White Christmas (1954)

Day three and I’m already losing steam.  Let’s forge ahead though as I watch “White Christmas” the 1954 Bing Crosby and Danny Kaye classic.  As with all of these films, I’ve never seen it, and in this case I’ve seen very little like it, having never really delved into the old musicals.  White Christmas is a film inspired by the Irving Berlin tune of the same name, written several years earlier in 1948.   The song remains the greatest selling single tune of all time, with over 50 million copies sold.  The movie is on Netflix if you’d like to hear the song twice.  Actually, if you’d like to hear every song in the movie twice, that’s fine too.   Because that happens.

So I’m not really sure how people go about reviewing the classics.  In my experience, it’s by pitching them a big old softball, pointing out that the makers of today’s films are undisciplined peabrains, and citing that every person involved in every second of screentime was radiant and alive in a way that makes modern man look like zombies.  This was not my experience.  However!  This film was heads and tails better than either of the other two films I’ve watched so far, and I think I can sum up why in a single sentence.  It’s because everyone involved visibly gives a shit.
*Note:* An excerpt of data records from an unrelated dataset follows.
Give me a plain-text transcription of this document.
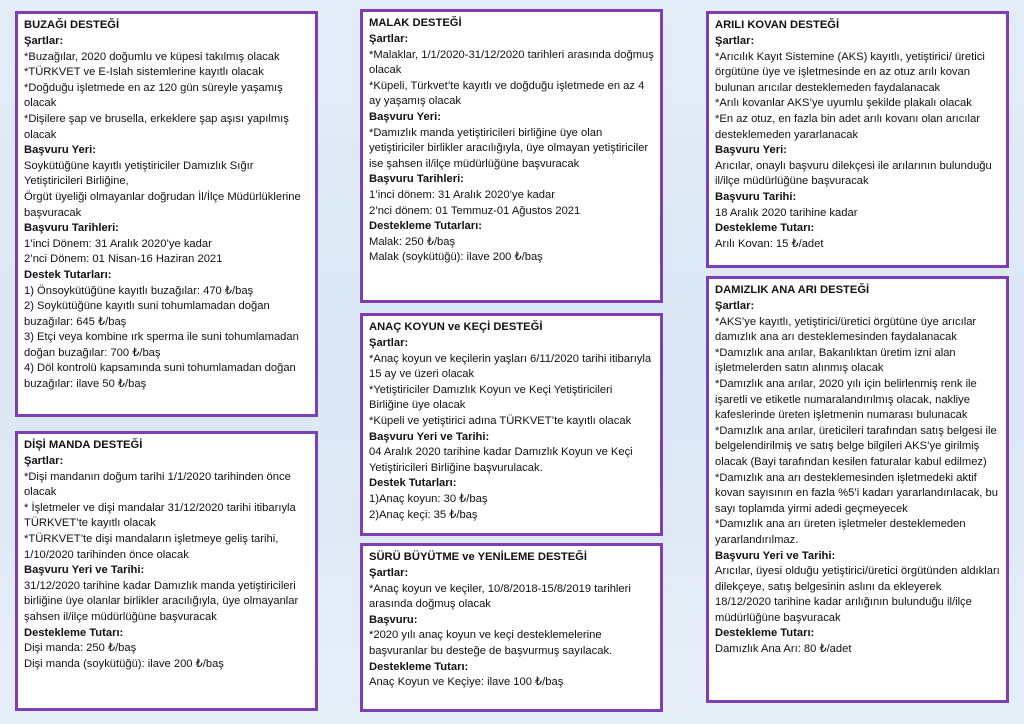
BUZAĞI DESTEĞİ
Şartlar:
*Buzağılar, 2020 doğumlu ve küpesi takılmış olacak
*TÜRKVET ve E-Islah sistemlerine kayıtlı olacak
*Doğduğu işletmede en az 120 gün süreyle yaşamış olacak
*Dişilere şap ve brusella, erkeklere şap aşısı yapılmış olacak
Başvuru Yeri:
Soykütüğüne kayıtlı yetiştiriciler Damızlık Sığır Yetiştiricileri Birliğine,
Örgüt üyeliği olmayanlar doğrudan İl/İlçe Müdürlüklerine başvuracak
Başvuru Tarihleri:
1’inci Dönem: 31 Aralık 2020’ye kadar
2’nci Dönem: 01 Nisan-16 Haziran 2021
Destek Tutarları:
1) Önsoykütüğüne kayıtlı buzağılar: 470 ₺/baş
2) Soykütüğüne kayıtlı suni tohumlamadan doğan buzağılar: 645 ₺/baş
3) Etçi veya kombine ırk sperma ile suni tohumlamadan doğan buzağılar: 700 ₺/baş
4) Döl kontrolü kapsamında suni tohumlamadan doğan buzağılar: ilave 50 ₺/baş
DİŞİ MANDA DESTEĞİ
Şartlar:
*Dişi mandanın doğum tarihi 1/1/2020 tarihinden önce olacak
* İşletmeler ve dişi mandalar 31/12/2020 tarihi itibarıyla TÜRKVET’te kayıtlı olacak
*TÜRKVET’te dişi mandaların işletmeye geliş tarihi, 1/10/2020 tarihinden önce olacak
Başvuru Yeri ve Tarihi:
31/12/2020 tarihine kadar Damızlık manda yetiştiricileri birliğine üye olanlar birlikler aracılığıyla, üye olmayanlar şahsen il/ilçe müdürlüğüne başvuracak
Destekleme Tutarı:
Dişi manda: 250 ₺/baş
Dişi manda (soykütüğü): ilave 200 ₺/baş
MALAK DESTEĞİ
Şartlar:
*Malaklar, 1/1/2020-31/12/2020 tarihleri arasında doğmuş olacak
*Küpeli, Türkvet’te kayıtlı ve doğduğu işletmede en az 4 ay yaşamış olacak
Başvuru Yeri:
*Damızlık manda yetiştiricileri birliğine üye olan yetiştiriciler birlikler aracılığıyla, üye olmayan yetiştiriciler ise şahsen il/ilçe müdürlüğüne başvuracak
Başvuru Tarihleri:
1’inci dönem: 31 Aralık 2020’ye kadar
2’nci dönem: 01 Temmuz-01 Ağustos 2021
Destekleme Tutarları:
Malak: 250 ₺/baş
Malak (soykütüğü): ilave 200 ₺/baş
ANAÇ KOYUN ve KEÇİ DESTEĞİ
Şartlar:
*Anaç koyun ve keçilerin yaşları 6/11/2020 tarihi itibarıyla 15 ay ve üzeri olacak
*Yetiştiriciler Damızlık Koyun ve Keçi Yetiştiricileri Birliğine üye olacak
*Küpeli ve yetiştirici adına TÜRKVET’te kayıtlı olacak
Başvuru Yeri ve Tarihi:
04 Aralık 2020 tarihine kadar Damızlık Koyun ve Keçi Yetiştiricileri Birliğine başvurulacak.
Destek Tutarları:
1)Anaç koyun: 30 ₺/baş
2)Anaç keçi: 35 ₺/baş
SÜRÜ BÜYÜTME ve YENİLEME DESTEĞİ
Şartlar:
*Anaç koyun ve keçiler, 10/8/2018-15/8/2019 tarihleri arasında doğmuş olacak
Başvuru:
*2020 yılı anaç koyun ve keçi desteklemelerine başvuranlar bu desteğe de başvurmuş sayılacak.
Destekleme Tutarı:
Anaç Koyun ve Keçiye: ilave 100 ₺/baş
ARILI KOVAN DESTEĞİ
Şartlar:
*Arıcılık Kayıt Sistemine (AKS) kayıtlı, yetiştirici/ üretici örgütüne üye ve işletmesinde en az otuz arılı kovan bulunan arıcılar desteklemeden faydalanacak
*Arılı kovanlar AKS’ye uyumlu şekilde plakalı olacak
*En az otuz, en fazla bin adet arılı kovanı olan arıcılar desteklemeden yararlanacak
Başvuru Yeri:
Arıcılar, onaylı başvuru dilekçesi ile arılarının bulunduğu il/ilçe müdürlüğüne başvuracak
Başvuru Tarihi:
18 Aralık 2020 tarihine kadar
Destekleme Tutarı:
Arılı Kovan: 15 ₺/adet
DAMIZLIK ANA ARI DESTEĞİ
Şartlar:
*AKS’ye kayıtlı, yetiştirici/üretici örgütüne üye arıcılar damızlık ana arı desteklemesinden faydalanacak
*Damızlık ana arılar, Bakanlıktan üretim izni alan işletmelerden satın alınmış olacak
*Damızlık ana arılar, 2020 yılı için belirlenmiş renk ile işaretli ve etiketle numaralandırılmış olacak, nakliye kafeslerinde üreten işletmenin numarası bulunacak
*Damızlık ana arılar, üreticileri tarafından satış belgesi ile belgelendirilmiş ve satış belge bilgileri AKS’ye girilmiş olacak (Bayi tarafından kesilen faturalar kabul edilmez)
*Damızlık ana arı desteklemesinden işletmedeki aktif kovan sayısının en fazla %5’i kadarı yararlandırılacak, bu sayı toplamda yirmi adedi geçmeyecek
*Damızlık ana arı üreten işletmeler desteklemeden yararlandırılmaz.
Başvuru Yeri ve Tarihi:
Arıcılar, üyesi olduğu yetiştirici/üretici örgütünden aldıkları dilekçeye, satış belgesinin aslını da ekleyerek 18/12/2020 tarihine kadar arılığının bulunduğu il/ilçe müdürlüğüne başvuracak
Destekleme Tutarı:
Damızlık Ana Arı: 80 ₺/adet
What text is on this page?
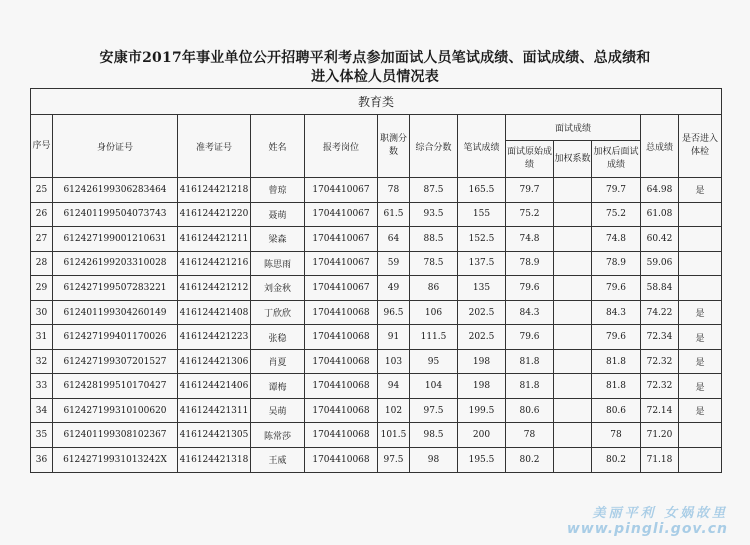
安康市2017年事业单位公开招聘平利考点参加面试人员笔试成绩、面试成绩、总成绩和
进入体检人员情况表
教育类												
序号	身份证号	准考证号	姓名	报考岗位	职测分数	综合分数	笔试成绩	面试成绩			总成绩	是否进入体检
								面试原始成绩	加权系数	加权后面试成绩		
25	612426199306283464	416124421218	曾琼	1704410067	78	87.5	165.5	79.7		79.7	64.98	是
26	612401199504073743	416124421220	聂萌	1704410067	61.5	93.5	155	75.2		75.2	61.08	
27	612427199001210631	416124421211	梁森	1704410067	64	88.5	152.5	74.8		74.8	60.42	
28	612426199203310028	416124421216	陈思雨	1704410067	59	78.5	137.5	78.9		78.9	59.06	
29	612427199507283221	416124421212	刘金秋	1704410067	49	86	135	79.6		79.6	58.84	
30	612401199304260149	416124421408	丁欣欣	1704410068	96.5	106	202.5	84.3		84.3	74.22	是
31	612427199401170026	416124421223	张稳	1704410068	91	111.5	202.5	79.6		79.6	72.34	是
32	612427199307201527	416124421306	肖夏	1704410068	103	95	198	81.8		81.8	72.32	是
33	612428199510170427	416124421406	谭梅	1704410068	94	104	198	81.8		81.8	72.32	是
34	612427199310100620	416124421311	吴萌	1704410068	102	97.5	199.5	80.6		80.6	72.14	是
35	612401199308102367	416124421305	陈常莎	1704410068	101.5	98.5	200	78		78	71.20	
36	61242719931013242X	416124421318	王威	1704410068	97.5	98	195.5	80.2		80.2	71.18	
美丽平利 女娲故里
www.pingli.gov.cn
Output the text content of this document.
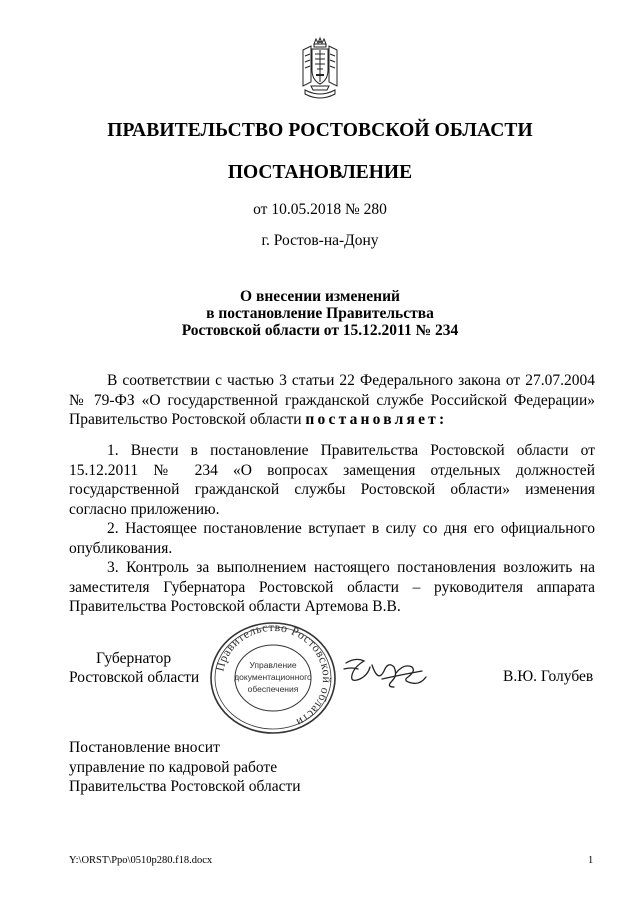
ПРАВИТЕЛЬСТВО РОСТОВСКОЙ ОБЛАСТИ
ПОСТАНОВЛЕНИЕ
от 10.05.2018 № 280
г. Ростов-на-Дону
О внесении изменений
в постановление Правительства
Ростовской области от 15.12.2011 № 234
В соответствии с частью 3 статьи 22 Федерального закона от 27.07.2004 № 79-ФЗ «О государственной гражданской службе Российской Федерации» Правительство Ростовской области постановляет:

1. Внести в постановление Правительства Ростовской области от 15.12.2011 № 234 «О вопросах замещения отдельных должностей государственной гражданской службы Ростовской области» изменения согласно приложению.

2. Настоящее постановление вступает в силу со дня его официального опубликования.

3. Контроль за выполнением настоящего постановления возложить на заместителя Губернатора Ростовской области – руководителя аппарата Правительства Ростовской области Артемова В.В.

Губернатор
Ростовской области
Правительство Ростовской области
Управление
документационного
обеспечения
В.Ю. Голубев
Постановление вносит
управление по кадровой работе
Правительства Ростовской области
Y:\ORST\Ppo\0510p280.f18.docx	1
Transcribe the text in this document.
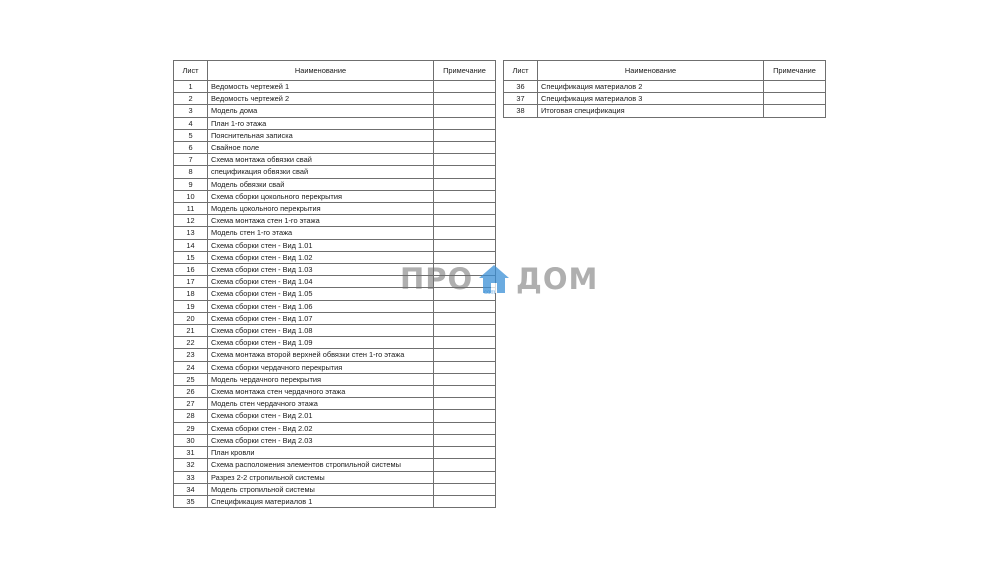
Лист	Наименование	Примечание
1	Ведомость чертежей 1	
2	Ведомость чертежей 2	
3	Модель дома	
4	План 1-го этажа	
5	Пояснительная записка	
6	Свайное поле	
7	Схема монтажа обвязки свай	
8	спецификация обвязки свай	
9	Модель обвязки свай	
10	Схема сборки цокольного перекрытия	
11	Модель цокольного перекрытия	
12	Схема монтажа стен 1-го этажа	
13	Модель стен 1-го этажа	
14	Схема сборки стен - Вид 1.01	
15	Схема сборки стен - Вид 1.02	
16	Схема сборки стен - Вид 1.03	
17	Схема сборки стен - Вид 1.04	
18	Схема сборки стен - Вид 1.05	
19	Схема сборки стен - Вид 1.06	
20	Схема сборки стен - Вид 1.07	
21	Схема сборки стен - Вид 1.08	
22	Схема сборки стен - Вид 1.09	
23	Схема монтажа второй верхней обвязки стен 1-го этажа	
24	Схема сборки чердачного перекрытия	
25	Модель чердачного перекрытия	
26	Схема монтажа стен чердачного этажа	
27	Модель стен чердачного этажа	
28	Схема сборки стен - Вид 2.01	
29	Схема сборки стен - Вид 2.02	
30	Схема сборки стен - Вид 2.03	
31	План кровли	
32	Схема расположения элементов стропильной системы	
33	Разрез 2-2 стропильной системы	
34	Модель стропильной системы	
35	Спецификация материалов 1	
Лист	Наименование	Примечание
36	Спецификация материалов 2	
37	Спецификация материалов 3	
38	Итоговая спецификация	
ПРО com ДОМ
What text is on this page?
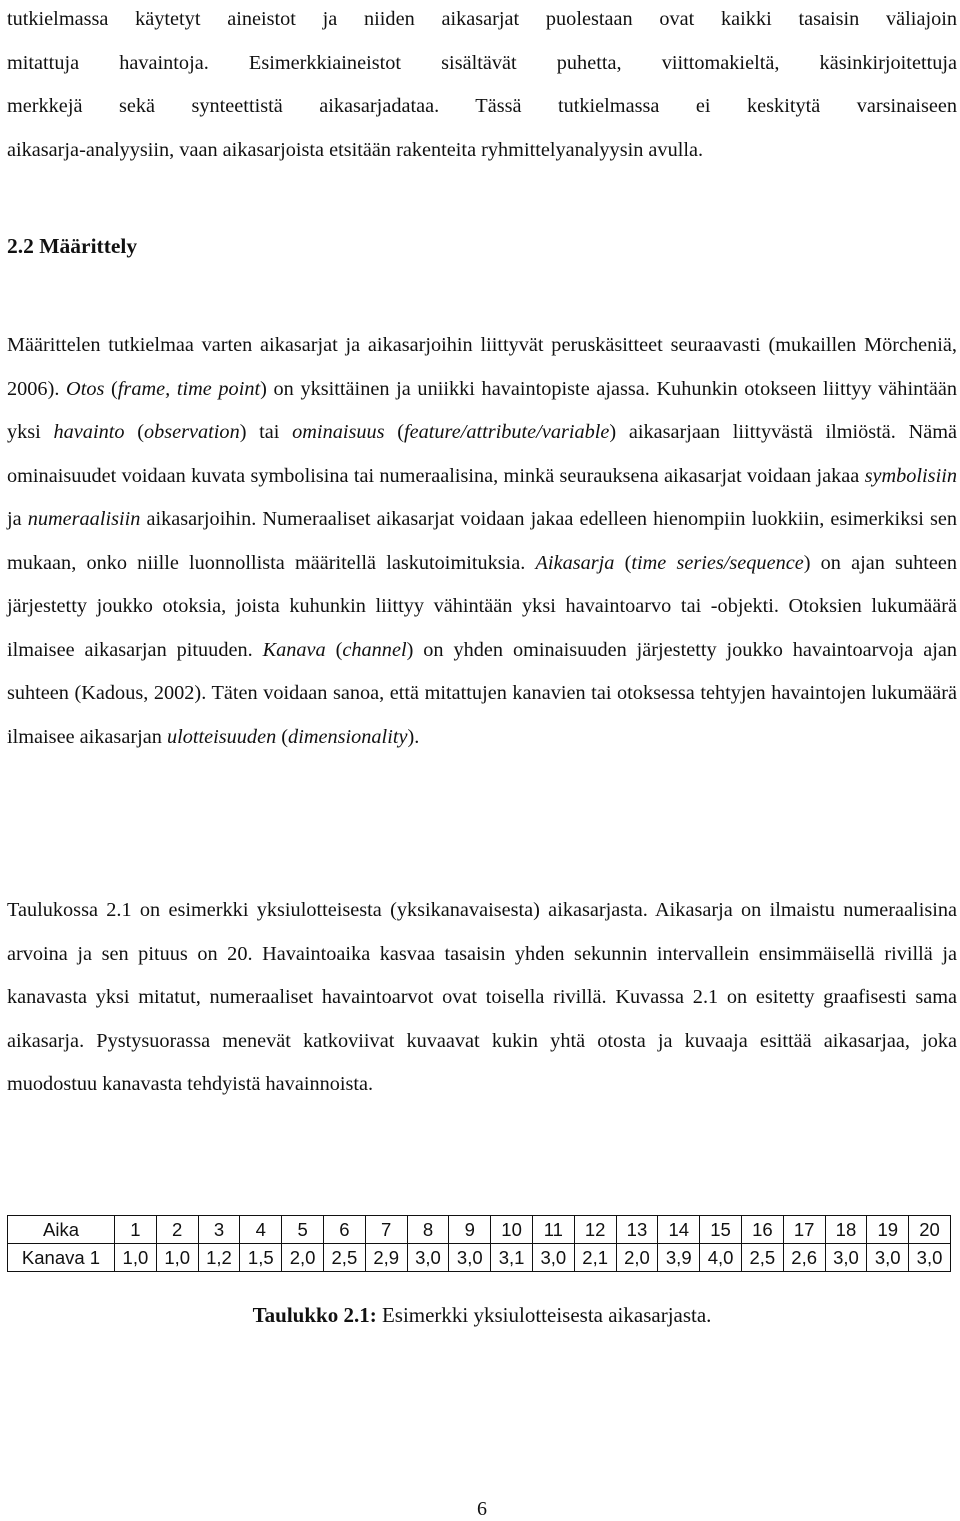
tutkielmassa käytetyt aineistot ja niiden aikasarjat puolestaan ovat kaikki tasaisin väliajoin
mitattuja havaintoja. Esimerkkiaineistot sisältävät puhetta, viittomakieltä, käsinkirjoitettuja
merkkejä sekä synteettistä aikasarjadataa. Tässä tutkielmassa ei keskitytä varsinaiseen
aikasarja-analyysiin, vaan aikasarjoista etsitään rakenteita ryhmittelyanalyysin avulla.
2.2 Määrittely

Määrittelen tutkielmaa varten aikasarjat ja aikasarjoihin liittyvät peruskäsitteet seuraavasti (mukaillen Mörcheniä, 2006). Otos (frame, time point) on yksittäinen ja uniikki havaintopiste ajassa. Kuhunkin otokseen liittyy vähintään yksi havainto (observation) tai ominaisuus (feature/attribute/variable) aikasarjaan liittyvästä ilmiöstä. Nämä ominaisuudet voidaan kuvata symbolisina tai numeraalisina, minkä seurauksena aikasarjat voidaan jakaa symbolisiin ja numeraalisiin aikasarjoihin. Numeraaliset aikasarjat voidaan jakaa edelleen hienompiin luokkiin, esimerkiksi sen mukaan, onko niille luonnollista määritellä laskutoimituksia. Aikasarja (time series/sequence) on ajan suhteen järjestetty joukko otoksia, joista kuhunkin liittyy vähintään yksi havaintoarvo tai -objekti. Otoksien lukumäärä ilmaisee aikasarjan pituuden. Kanava (channel) on yhden ominaisuuden järjestetty joukko havaintoarvoja ajan suhteen (Kadous, 2002). Täten voidaan sanoa, että mitattujen kanavien tai otoksessa tehtyjen havaintojen lukumäärä ilmaisee aikasarjan ulotteisuuden (dimensionality).

Taulukossa 2.1 on esimerkki yksiulotteisesta (yksikanavaisesta) aikasarjasta. Aikasarja on ilmaistu numeraalisina arvoina ja sen pituus on 20. Havaintoaika kasvaa tasaisin yhden sekunnin intervallein ensimmäisellä rivillä ja kanavasta yksi mitatut, numeraaliset havaintoarvot ovat toisella rivillä. Kuvassa 2.1 on esitetty graafisesti sama aikasarja. Pystysuorassa menevät katkoviivat kuvaavat kukin yhtä otosta ja kuvaaja esittää aikasarjaa, joka muodostuu kanavasta tehdyistä havainnoista.

Aika	1	2	3	4	5	6	7	8	9	10	11	12	13	14	15	16	17	18	19	20
Kanava 1	1,0	1,0	1,2	1,5	2,0	2,5	2,9	3,0	3,0	3,1	3,0	2,1	2,0	3,9	4,0	2,5	2,6	3,0	3,0	3,0
Taulukko 2.1: Esimerkki yksiulotteisesta aikasarjasta.
6
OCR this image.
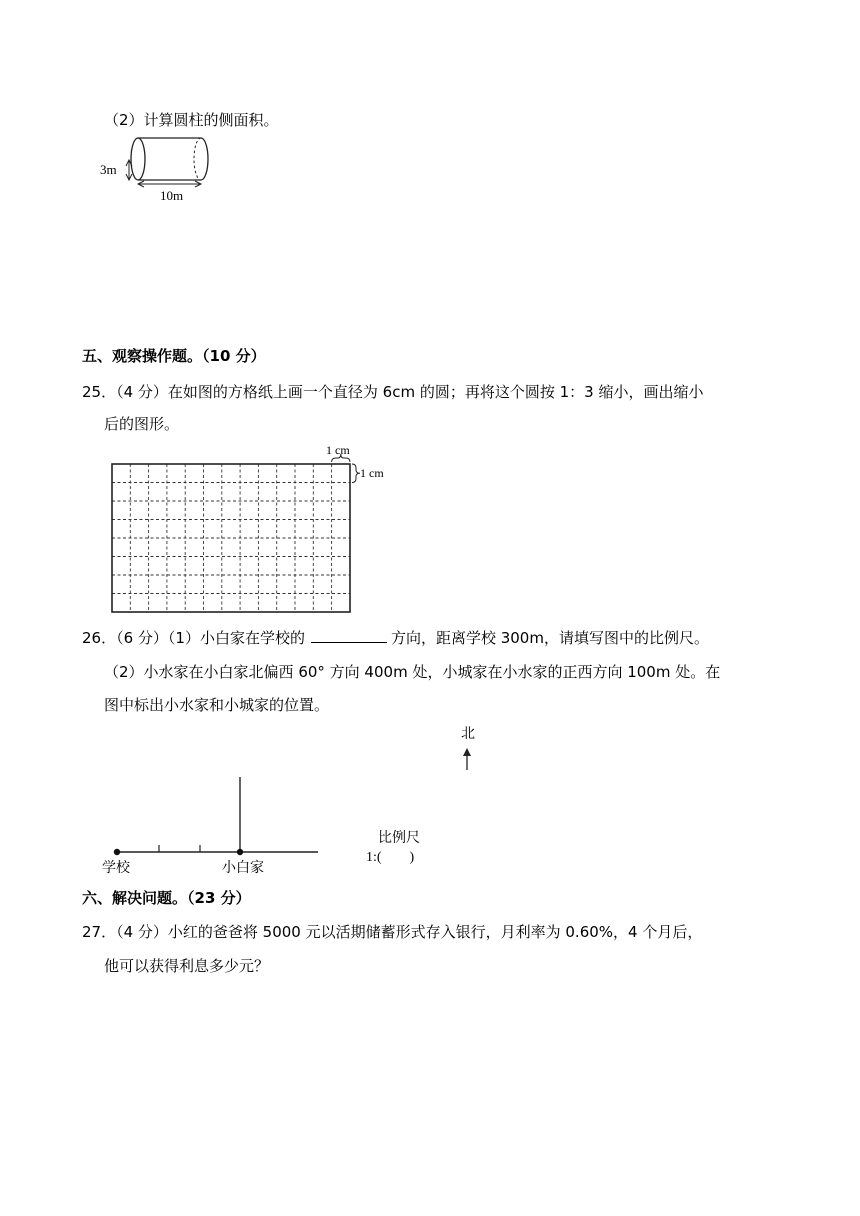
（2）计算圆柱的侧面积。
3m
10m
五、观察操作题。（10 分）
25．（4 分）在如图的方格纸上画一个直径为 6cm 的圆；再将这个圆按 1：3 缩小，画出缩小
后的图形。
1 cm
1 cm
26．（6 分）（1）小白家在学校的	方向，距离学校 300m，请填写图中的比例尺。
（2）小水家在小白家北偏西 60° 方向 400m 处，小城家在小水家的正西方向 100m 处。在
图中标出小水家和小城家的位置。
北
学校	小白家
比例尺
1:(        )
六、解决问题。（23 分）
27．（4 分）小红的爸爸将 5000 元以活期储蓄形式存入银行，月利率为 0.60%，4 个月后，
他可以获得利息多少元？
The sound design is great!  The choreography is exceptional, and even though it’s got a fairly trite story it only has minimal amounts of weird Christmas moralizing.  Instead what we have here is a 50s style will-they/won’t-they romp, with a selection of incredibly game and talented actors.  It roams from well-designed set to well-designed set, telling the story of a couple of army buddies that fall in love with a pair of entertainer sisters, visit a Vermont bereft of snow, and rescue an old Army general’s ski lodge from closing down, all while singing a wide variety of songs, almost none of which have anything to do with Christmas.

That’s far and away the most unusual thing to me about White Christmas.  It’s set around the holiday, it features a big finale where it finally snows, and yet it is barely a Christmas movie.  It’s only tangentially Christmas-y.  It’s so cleanly removed that it looks vaguely as if they had a whole script at the ready and added the time of year and the White Christmas song at the last minute.  Instead, we get a set of comedic misunderstandings about whether or not Bing Crosby’s singer character is a manipulative jerk, and a fake engagement that quickly becomes a real one.

My primary issue with what is in essence a good and very watchable film is that they sing nearly every song in the film twice, and completely at that.  There’s one exception, a late number about how great it is to be in the army, but to make up for the exception there’s a fun song about two sisters being inseparable that is performed three distinct times during the film.  I don’t have a lot of basis for comparison to other old musicals, but this film is two hours long and it seems like about a third of that is encores.  But hey, what do I know?  I’m going to keep this one short.  I give this film an A-, which includes a half grade bump for not having a single whiny kid in it, and not the barest hint of a moment of generic Christmas schmaltz.  We’ll return to more of that tomorrow, I have no doubt.